Three years ago, Republican officials in Texas approved some of the nation’s most aggressive restrictions on reproductive rights, which had the effect of closing more than half of the state’s clinics where abortions are performed. As of this morning, as NBC News’ Pete Williams reported, the law is no more.
The U.S. Supreme Court on Monday struck down one of the nation’s toughest restrictions on abortion, a Texas law that women’s groups said would have forced more than three-quarters of the state’s clinics to shut down. The decision was 5-3. […][T]he law said clinics providing abortion services must meet the same building standards as ambulatory surgical centers. And it required doctors performing abortions to have admitting privileges at nearby hospitals.
The decision in Whole Woman’s Health v. Hellerstedt is online here. Note, Justice Breyer wrote the majority ruling, and he was joined by Justices Kennedy, Sotomayor, Kagan, and Ginsburg, who unexpectedly wrote a concurring opinion. Justices Roberts, Thomas, and Alito made up the three-member minority.

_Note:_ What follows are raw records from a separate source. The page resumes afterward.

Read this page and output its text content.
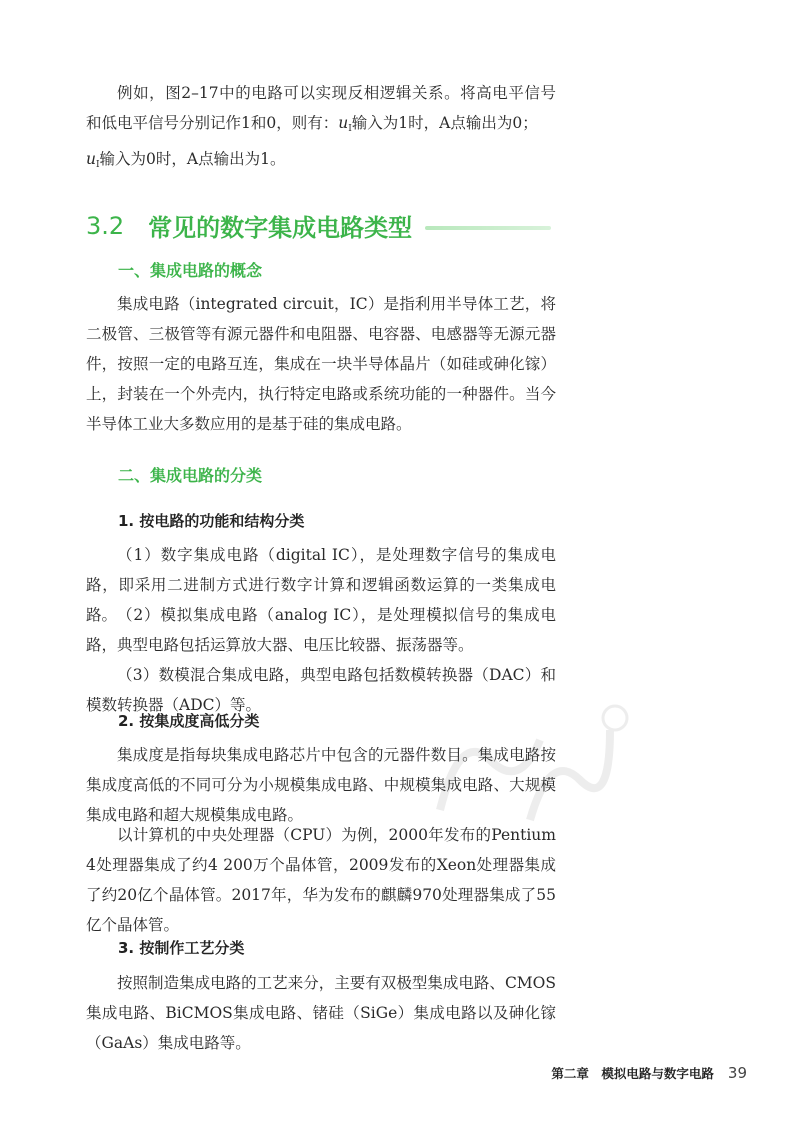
例如，图2–17中的电路可以实现反相逻辑关系。将高电平信号和低电平信号分别记作1和0，则有：$u_I$输入为1时，A点输出为0；
$u_I$输入为0时，A点输出为1。

3.2 常见的数字集成电路类型
一、集成电路的概念

集成电路（integrated circuit，IC）是指利用半导体工艺，将二极管、三极管等有源元器件和电阻器、电容器、电感器等无源元器件，按照一定的电路互连，集成在一块半导体晶片（如硅或砷化镓）上，封装在一个外壳内，执行特定电路或系统功能的一种器件。当今半导体工业大多数应用的是基于硅的集成电路。

二、集成电路的分类
1. 按电路的功能和结构分类

（1）数字集成电路（digital IC），是处理数字信号的集成电路，即采用二进制方式进行数字计算和逻辑函数运算的一类集成电路。 （2）模拟集成电路（analog IC），是处理模拟信号的集成电路，典型电路包括运算放大器、电压比较器、振荡器等。

（3）数模混合集成电路，典型电路包括数模转换器（DAC）和模数转换器（ADC）等。

2. 按集成度高低分类

集成度是指每块集成电路芯片中包含的元器件数目。集成电路按集成度高低的不同可分为小规模集成电路、中规模集成电路、大规模集成电路和超大规模集成电路。

以计算机的中央处理器（CPU）为例，2000年发布的Pentium 4处理器集成了约4 200万个晶体管，2009发布的Xeon处理器集成了约20亿个晶体管。2017年，华为发布的麒麟970处理器集成了55亿个晶体管。

3. 按制作工艺分类

按照制造集成电路的工艺来分，主要有双极型集成电路、CMOS集成电路、BiCMOS集成电路、锗硅（SiGe）集成电路以及砷化镓（GaAs）集成电路等。

第二章　模拟电路与数字电路 39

While Justice Scalia’s death has had a significant impact on a variety of key cases this term, the Texas case doesn’t appear to be one of them: facing a five-member majority, the state restrictions were doomed either way.
The legal dispute has been described as “the most momentous abortion case in a quarter century” for good reason.
In March, MSNBC’s Irin Carmon published a helpful overview that explained why this case matters so much.
Texas, like many of its neighbors, has imposed on abortion clinics new standards that are so difficult for the clinics to meet that a majority of them will be or have been forced to close. Doctors must have admitting privileges at local hospitals, something they say many hospitals have been reluctant to supply out of opposition to abortion or fear of controversy. Abortions must take place in an ambulatory surgical center, a cavernous, multimillion-dollar facility for a procedure that involves no incision and in many cases involves taking a couple of pills. […]The state of Texas claims it is within its legal rights to regulate clinics for the sake of women’s health. The abortion clinics that brought the case counter that the low complication rate and existing regulations show the new law isn’t needed. “If these facilities were providing substandard care that posed a threat to patient health or safety, then Texas would be justified in shutting them down,” attorneys for the clinics wrote in a brief to the court. “But they have a long record of providing safe abortion care, which [Texas officials] do not dispute.”
As we discussed at the time, for the clinics, this case is largely about exposing a sham: Texas Republicans imposed outrageous and unnecessary regulations, not to advance public health, but to curtail women’s access to legal abortions.
Indeed, even this morning, Texas Attorney General Ken Paxton continued to argue that the state law “was an effort to improve minimum safety standards and ensure capable care for Texas women.” He added in a statement, “It’s exceedingly unfortunate that the court has taken the ability to protect women’s health out of the hands of Texas citizens and their duly-elected representatives.”
The high court’s majority recognized this argument as a fundamentally dishonest shellgame that created an undue burden on women in the Lone Star State. It’s a decision that will reverberate across the country.
Update: Texas kept up the pretense that the law was about protecting women’s health, but note this tidbit from the ruling: “We add that, when directly asked at oral argument whether Texas knew of a single instance in which the new requirement would have helped even one woman obtain better treatment, Texas admitted that there was no evidence in the record of such a case.”